In high school, I learned a valuable lesson about the difference between know-how and know-of. I was part of the track team, and my coach asked me to fill in for a vacancy for the 400m race. My regular races were the 100m and 200m. I, of course, knew of the 400m race. I had seen other teammates run it before, and in my mind, it merely was four 100m races. It was only one time around the track. Indeed, in my mind, since I learned how to run the 100 and 200, I knew how to run the 400. As I think back to this educational event, I wish I had been familiar with 1 Corinthians 8:2 (NIV): “Those who think they know something do not yet know as they ought to know!” In the simplicity of my know-of, I did not even know the 400m sprint’s reputation as “the dreaded long race.” Confidently, I shot out of the block and ran the race like it was a 100m sprint. I am convinced that in the first 200m and in 1st place, I probably secured every track scholarship ready to be offered by the college scouts at the meet. Around the 250m mark, those scholarships started to drop off as I dropped from first place into last place. It was clear to all watching and then to me, as the last person to cross the finish line by the end, that I did not know how to run the 400m sprint. Know-how is emphatically different from know-of.
Hebrews 12:1 speaks of a race that stands in sharp relief to all earthly track meets, from high school to the world stage of the Olympics. The spectators in the stands of this race are of a more excellent sort. They have given evidence of know-how. They have received their commendation by faith (Hebrews 1:2), making every gold first-place medal look like fool’s gold. In Christ, we are all running this race, which is not a sprint but a marathon; therefore, let us run with endurance the race that is set before us (Hebrews 12:1). I wonder if the word “endurance” caught your attention. Eleven months into 2020 and on the other side of a contentious election, endurance seems to have turned into a deep weariness.

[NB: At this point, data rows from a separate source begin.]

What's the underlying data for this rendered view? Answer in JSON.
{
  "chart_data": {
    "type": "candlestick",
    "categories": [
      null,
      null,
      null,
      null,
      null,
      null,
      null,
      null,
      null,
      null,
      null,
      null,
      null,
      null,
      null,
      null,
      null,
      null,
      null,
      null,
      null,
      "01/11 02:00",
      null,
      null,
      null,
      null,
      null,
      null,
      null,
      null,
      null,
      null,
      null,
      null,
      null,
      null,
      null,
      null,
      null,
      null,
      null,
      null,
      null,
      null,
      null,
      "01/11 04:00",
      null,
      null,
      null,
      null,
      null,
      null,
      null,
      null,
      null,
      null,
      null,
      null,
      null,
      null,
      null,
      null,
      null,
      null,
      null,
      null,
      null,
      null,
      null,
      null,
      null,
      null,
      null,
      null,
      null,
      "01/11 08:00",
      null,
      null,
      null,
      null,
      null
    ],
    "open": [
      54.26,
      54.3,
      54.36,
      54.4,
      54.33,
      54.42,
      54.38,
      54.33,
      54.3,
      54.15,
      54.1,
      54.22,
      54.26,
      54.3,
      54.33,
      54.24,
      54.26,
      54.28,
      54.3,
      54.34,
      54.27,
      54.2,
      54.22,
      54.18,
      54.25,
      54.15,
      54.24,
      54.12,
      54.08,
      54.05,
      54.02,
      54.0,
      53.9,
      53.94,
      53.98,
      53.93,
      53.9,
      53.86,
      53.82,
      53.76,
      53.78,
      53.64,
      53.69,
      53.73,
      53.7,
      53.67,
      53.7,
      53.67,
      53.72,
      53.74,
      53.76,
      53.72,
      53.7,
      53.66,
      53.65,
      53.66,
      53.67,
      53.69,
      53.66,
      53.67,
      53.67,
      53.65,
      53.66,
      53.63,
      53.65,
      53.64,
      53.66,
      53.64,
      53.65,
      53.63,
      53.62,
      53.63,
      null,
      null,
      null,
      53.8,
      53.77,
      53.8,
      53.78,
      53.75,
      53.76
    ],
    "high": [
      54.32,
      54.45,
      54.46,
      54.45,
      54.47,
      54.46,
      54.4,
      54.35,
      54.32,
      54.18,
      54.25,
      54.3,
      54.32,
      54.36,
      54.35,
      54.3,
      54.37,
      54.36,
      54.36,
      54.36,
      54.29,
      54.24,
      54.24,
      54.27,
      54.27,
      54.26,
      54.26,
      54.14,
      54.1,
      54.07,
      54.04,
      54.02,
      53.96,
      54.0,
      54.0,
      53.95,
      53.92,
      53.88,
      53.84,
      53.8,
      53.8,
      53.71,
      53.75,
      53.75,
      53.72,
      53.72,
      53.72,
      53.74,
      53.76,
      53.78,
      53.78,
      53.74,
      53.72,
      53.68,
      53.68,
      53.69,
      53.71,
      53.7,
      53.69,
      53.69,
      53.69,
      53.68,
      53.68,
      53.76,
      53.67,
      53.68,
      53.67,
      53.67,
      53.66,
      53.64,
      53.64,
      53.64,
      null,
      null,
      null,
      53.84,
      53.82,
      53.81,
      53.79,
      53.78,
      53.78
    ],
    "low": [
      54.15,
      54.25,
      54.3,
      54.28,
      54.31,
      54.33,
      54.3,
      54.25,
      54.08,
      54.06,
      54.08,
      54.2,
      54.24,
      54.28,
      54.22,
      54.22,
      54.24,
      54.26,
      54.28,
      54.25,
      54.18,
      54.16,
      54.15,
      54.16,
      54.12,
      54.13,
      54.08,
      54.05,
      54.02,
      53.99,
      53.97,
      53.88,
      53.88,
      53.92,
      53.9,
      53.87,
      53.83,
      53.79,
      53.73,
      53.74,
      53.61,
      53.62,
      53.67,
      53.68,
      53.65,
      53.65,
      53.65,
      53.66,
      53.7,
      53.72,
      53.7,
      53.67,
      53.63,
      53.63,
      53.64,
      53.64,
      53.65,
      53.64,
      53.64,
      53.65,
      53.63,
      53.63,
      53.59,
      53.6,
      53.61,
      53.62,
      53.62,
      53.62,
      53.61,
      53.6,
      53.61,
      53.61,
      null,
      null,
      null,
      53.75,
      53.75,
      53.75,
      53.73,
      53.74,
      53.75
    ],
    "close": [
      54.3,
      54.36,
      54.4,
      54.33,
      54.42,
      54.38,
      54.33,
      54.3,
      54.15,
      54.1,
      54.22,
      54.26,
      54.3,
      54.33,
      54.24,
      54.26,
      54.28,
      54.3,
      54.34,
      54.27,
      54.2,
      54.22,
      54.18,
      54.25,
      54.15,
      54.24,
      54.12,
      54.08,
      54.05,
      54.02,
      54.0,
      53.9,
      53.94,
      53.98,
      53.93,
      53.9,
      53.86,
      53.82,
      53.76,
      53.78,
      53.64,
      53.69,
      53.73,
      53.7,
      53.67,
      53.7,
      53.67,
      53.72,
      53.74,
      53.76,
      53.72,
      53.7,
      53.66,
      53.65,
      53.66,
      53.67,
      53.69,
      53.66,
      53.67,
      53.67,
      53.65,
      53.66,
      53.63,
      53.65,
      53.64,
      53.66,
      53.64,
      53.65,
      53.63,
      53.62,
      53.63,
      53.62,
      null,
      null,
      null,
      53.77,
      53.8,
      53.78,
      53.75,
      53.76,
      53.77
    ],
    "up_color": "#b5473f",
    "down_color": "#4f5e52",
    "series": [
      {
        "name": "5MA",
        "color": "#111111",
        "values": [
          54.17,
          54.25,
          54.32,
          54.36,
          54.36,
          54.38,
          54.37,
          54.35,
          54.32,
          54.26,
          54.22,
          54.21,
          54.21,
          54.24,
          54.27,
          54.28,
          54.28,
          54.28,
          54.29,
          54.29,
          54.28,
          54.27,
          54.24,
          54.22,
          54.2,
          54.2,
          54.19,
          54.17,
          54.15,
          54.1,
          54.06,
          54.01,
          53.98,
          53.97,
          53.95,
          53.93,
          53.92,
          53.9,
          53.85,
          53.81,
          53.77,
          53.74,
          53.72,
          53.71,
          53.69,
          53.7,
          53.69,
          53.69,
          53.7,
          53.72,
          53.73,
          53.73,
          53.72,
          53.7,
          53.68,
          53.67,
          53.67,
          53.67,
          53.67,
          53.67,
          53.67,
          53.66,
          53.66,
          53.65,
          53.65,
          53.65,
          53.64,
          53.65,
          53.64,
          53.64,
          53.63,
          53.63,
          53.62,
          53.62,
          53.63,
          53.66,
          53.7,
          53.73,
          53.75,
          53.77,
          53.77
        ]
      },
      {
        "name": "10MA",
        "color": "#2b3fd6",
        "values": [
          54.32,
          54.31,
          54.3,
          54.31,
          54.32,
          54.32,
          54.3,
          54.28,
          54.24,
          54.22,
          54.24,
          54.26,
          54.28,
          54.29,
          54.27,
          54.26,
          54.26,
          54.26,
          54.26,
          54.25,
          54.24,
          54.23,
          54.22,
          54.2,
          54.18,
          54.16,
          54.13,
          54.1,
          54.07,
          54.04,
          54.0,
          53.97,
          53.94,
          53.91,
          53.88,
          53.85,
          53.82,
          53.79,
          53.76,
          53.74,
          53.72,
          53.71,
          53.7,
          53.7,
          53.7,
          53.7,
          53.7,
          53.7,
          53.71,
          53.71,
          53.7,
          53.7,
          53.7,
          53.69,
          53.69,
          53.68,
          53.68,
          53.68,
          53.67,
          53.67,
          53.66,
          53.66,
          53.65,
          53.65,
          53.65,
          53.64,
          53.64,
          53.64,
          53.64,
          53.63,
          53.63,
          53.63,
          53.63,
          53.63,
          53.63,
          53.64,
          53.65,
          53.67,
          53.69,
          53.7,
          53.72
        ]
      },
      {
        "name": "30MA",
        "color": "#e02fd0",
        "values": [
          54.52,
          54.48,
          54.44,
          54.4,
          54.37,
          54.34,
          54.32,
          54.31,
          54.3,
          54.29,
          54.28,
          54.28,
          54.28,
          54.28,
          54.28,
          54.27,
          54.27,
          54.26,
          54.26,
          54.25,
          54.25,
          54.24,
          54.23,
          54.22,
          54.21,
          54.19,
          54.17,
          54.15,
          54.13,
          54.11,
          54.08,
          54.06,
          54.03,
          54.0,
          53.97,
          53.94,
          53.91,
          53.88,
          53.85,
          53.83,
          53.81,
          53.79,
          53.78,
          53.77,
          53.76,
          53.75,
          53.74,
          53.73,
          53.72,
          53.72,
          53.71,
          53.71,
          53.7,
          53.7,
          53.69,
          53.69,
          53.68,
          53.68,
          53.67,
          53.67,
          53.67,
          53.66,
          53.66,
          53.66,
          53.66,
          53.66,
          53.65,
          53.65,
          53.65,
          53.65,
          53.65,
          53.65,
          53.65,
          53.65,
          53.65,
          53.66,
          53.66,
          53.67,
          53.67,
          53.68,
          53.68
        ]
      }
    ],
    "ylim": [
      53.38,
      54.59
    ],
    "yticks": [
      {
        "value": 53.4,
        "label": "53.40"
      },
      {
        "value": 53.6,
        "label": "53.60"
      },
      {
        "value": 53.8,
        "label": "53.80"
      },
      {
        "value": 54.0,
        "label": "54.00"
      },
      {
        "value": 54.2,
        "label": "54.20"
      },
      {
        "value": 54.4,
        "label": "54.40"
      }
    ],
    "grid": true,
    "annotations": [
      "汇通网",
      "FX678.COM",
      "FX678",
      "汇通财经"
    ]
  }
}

Are you tired of running the race that you didn’t choose, but that was set before you? We do not just know of the race from Hebrews 12. We also learn the know-how. What is the primary strategy for running this race we find ourselves in, brothers and sisters? How are we not overtaken with weariness in this marathon? We keep our eyes on the prize, which isn’t a medal: he is a person. “Therefore, since we are surrounded by so great a cloud of witnesses, let us lay aside every weight, and sin which clings so closely, and let us run with endurance the race that is set before us, looking to Jesus, the founder and perfecter of our faith, who for the joy that was set before him endured the cross, despising the shame, and is seated at the right hand of the throne of God” (Hebrews 12:1–2). You may be running a particular stretch of that race where your weary legs are screaming for you to quit. Let me commend a fresh look at Jesus, who provides the most excellent example of a race run well.
Lewis Guest IV, M.Div. ’15
Instructor of Bible and Theology
Pray For:
- Fresh glimpses of Jesus through preaching and relationships in the Body of Christ,
- Endurance for the global church,
- Strength for the students, faculty, and staff members at Bethlehem College & Seminary.